Some schools in the more than 20 districts affected were annexed by other districts and old buildings shut down and put up for sale. Others were closed within districts to consolidate students at existing school sites.
In nearly all cases, the motive was to save money.
“The vast majority of cases that are seen in terms of closings are typically due to some kind of economic circumstances,” said Damon Gardenhire, spokesman for state schools Superintendent Janet Barresi.
School officials across the state say budget cuts and a loss of stimulus dollars have tightened finances, forcing cutbacks including school closures.
This week, Tulsa Public Schools officials said they were considering plans to close as many as 17 schools in an effort to save the district money and increase efficiencies. There are 85 schools in the district.

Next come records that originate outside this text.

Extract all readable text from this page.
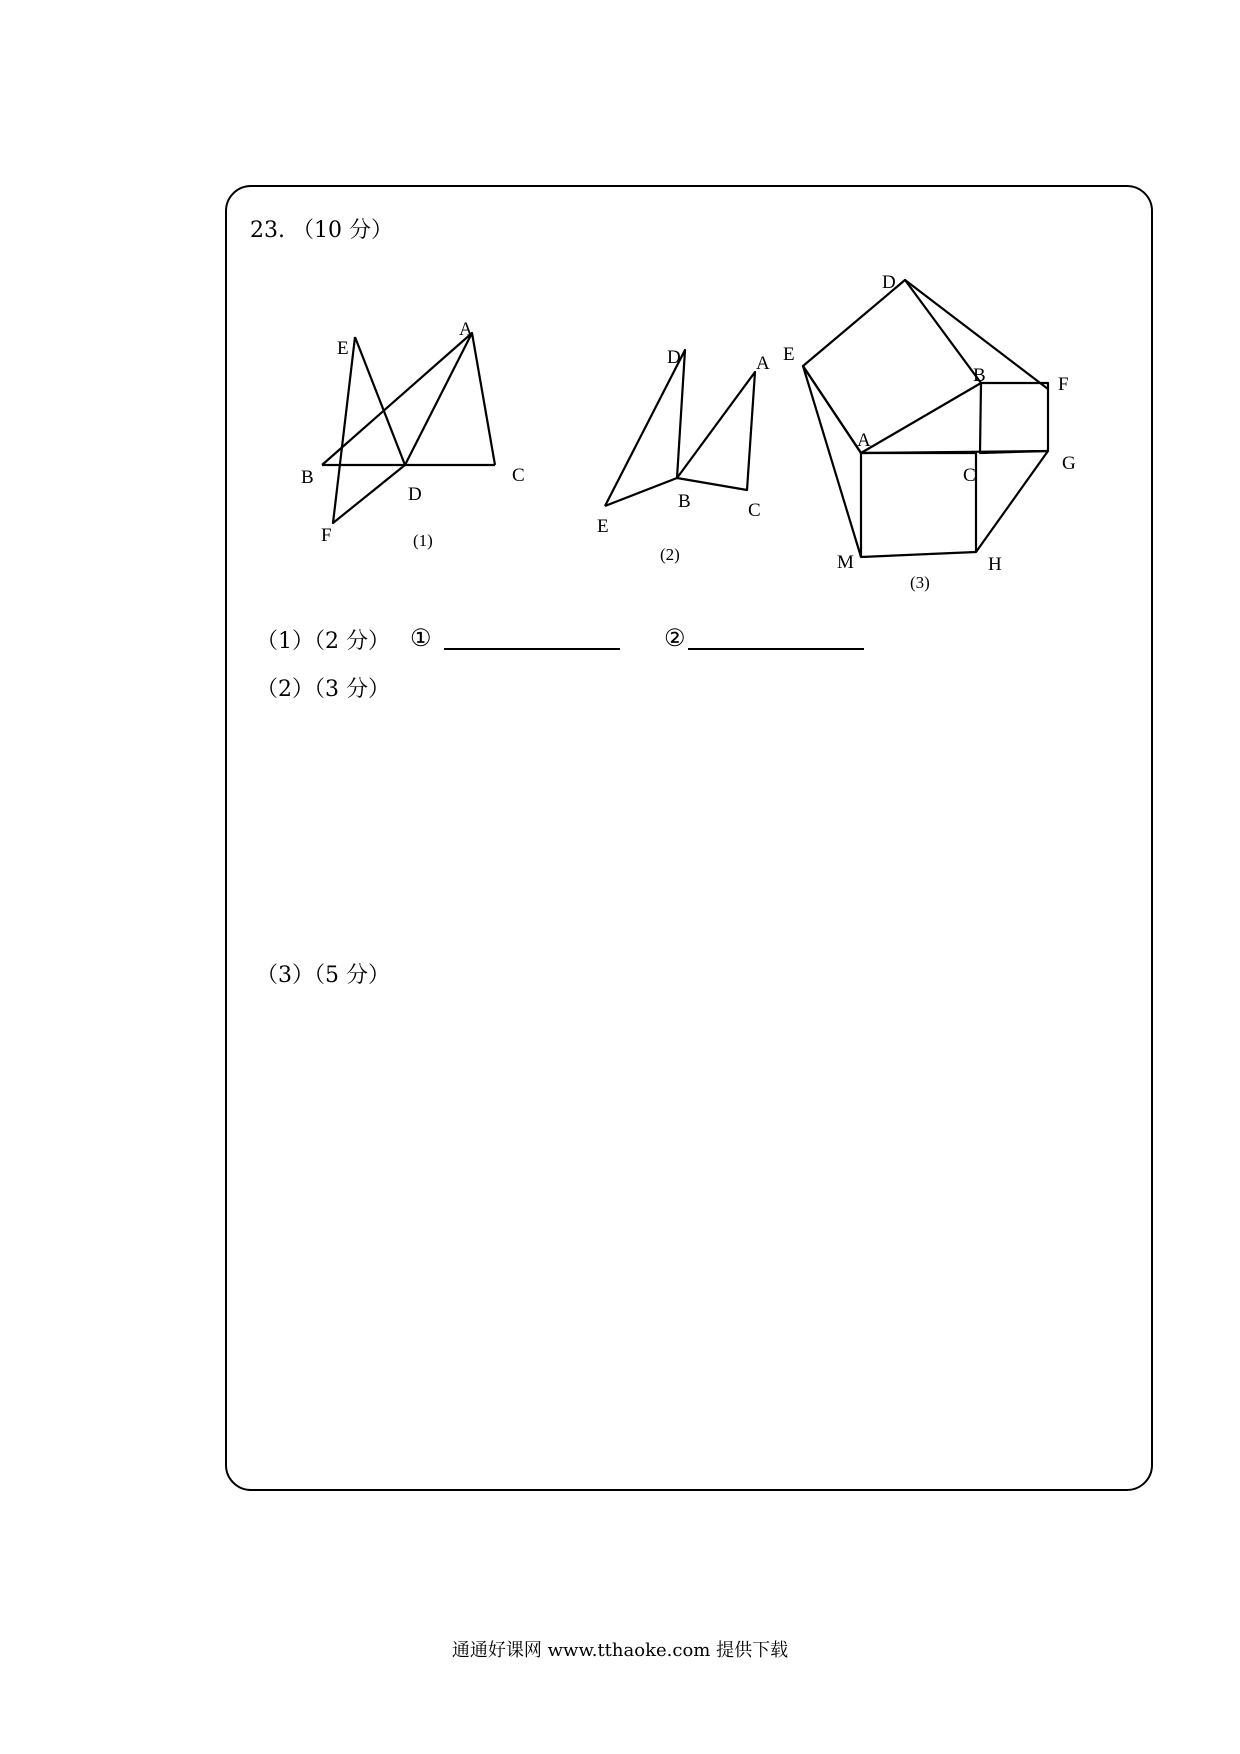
23. （10 分）
E
A
B
D
C
F	(1)
D	A
B	C
E
(2)
D
E
B	F
A
C
G
M	H
(3)
（1）（2 分） ①	②
（2）（3 分）
（3）（5 分）
通通好课网 www.tthaoke.com 提供下载
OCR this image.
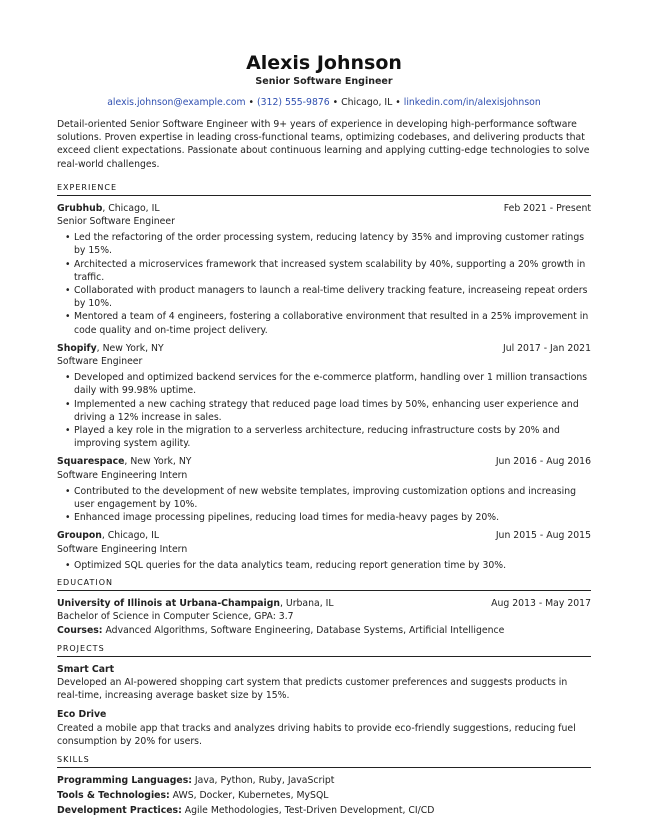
Alexis Johnson
Senior Software Engineer
alexis.johnson@example.com • (312) 555-9876 • Chicago, IL • linkedin.com/in/alexisjohnson
Detail-oriented Senior Software Engineer with 9+ years of experience in developing high-performance software solutions. Proven expertise in leading cross-functional teams, optimizing codebases, and delivering products that exceed client expectations. Passionate about continuous learning and applying cutting-edge technologies to solve real-world challenges.
EXPERIENCE
Grubhub, Chicago, IL	Feb 2021 - Present
Senior Software Engineer
• Led the refactoring of the order processing system, reducing latency by 35% and improving customer ratings by 15%.
• Architected a microservices framework that increased system scalability by 40%, supporting a 20% growth in traffic.
• Collaborated with product managers to launch a real-time delivery tracking feature, increaseing repeat orders by 10%.
• Mentored a team of 4 engineers, fostering a collaborative environment that resulted in a 25% improvement in code quality and on-time project delivery.
Shopify, New York, NY	Jul 2017 - Jan 2021
Software Engineer
• Developed and optimized backend services for the e-commerce platform, handling over 1 million transactions daily with 99.98% uptime.
• Implemented a new caching strategy that reduced page load times by 50%, enhancing user experience and driving a 12% increase in sales.
• Played a key role in the migration to a serverless architecture, reducing infrastructure costs by 20% and improving system agility.
Squarespace, New York, NY	Jun 2016 - Aug 2016
Software Engineering Intern
• Contributed to the development of new website templates, improving customization options and increasing user engagement by 10%.
• Enhanced image processing pipelines, reducing load times for media-heavy pages by 20%.
Groupon, Chicago, IL	Jun 2015 - Aug 2015
Software Engineering Intern
• Optimized SQL queries for the data analytics team, reducing report generation time by 30%.
EDUCATION
University of Illinois at Urbana-Champaign, Urbana, IL	Aug 2013 - May 2017
Bachelor of Science in Computer Science, GPA: 3.7
Courses: Advanced Algorithms, Software Engineering, Database Systems, Artificial Intelligence
PROJECTS
Smart Cart
Developed an AI-powered shopping cart system that predicts customer preferences and suggests products in real-time, increasing average basket size by 15%.
Eco Drive
Created a mobile app that tracks and analyzes driving habits to provide eco-friendly suggestions, reducing fuel consumption by 20% for users.
SKILLS
Programming Languages: Java, Python, Ruby, JavaScript
Tools & Technologies: AWS, Docker, Kubernetes, MySQL
Development Practices: Agile Methodologies, Test-Driven Development, CI/CD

Officials have said changes could save the district between $6.1 million and $9.5 million annually.
Tulsa for many years was the largest school district in the state. As of this fall, more than 41,000 students were enrolled.
Oklahoma City Public Schools' enrollment at the beginning of this school year was about 43,000 students. The district began consolidating schools in 2001 after voters approved the nearly $700 million MAPS for Kids plan that called for closing 21 schools and constructing seven new ones. The district has about 80 schools.
Those plans have since changed as student populations boomed in south Oklahoma City and declined in other areas.
The district has closed at least a dozen schools under the MAPS for Kids plan. Three of those were originally scheduled to remain open including Dunbar Elementary. The district has voted to keep six schools open that were originally scheduled to be closed.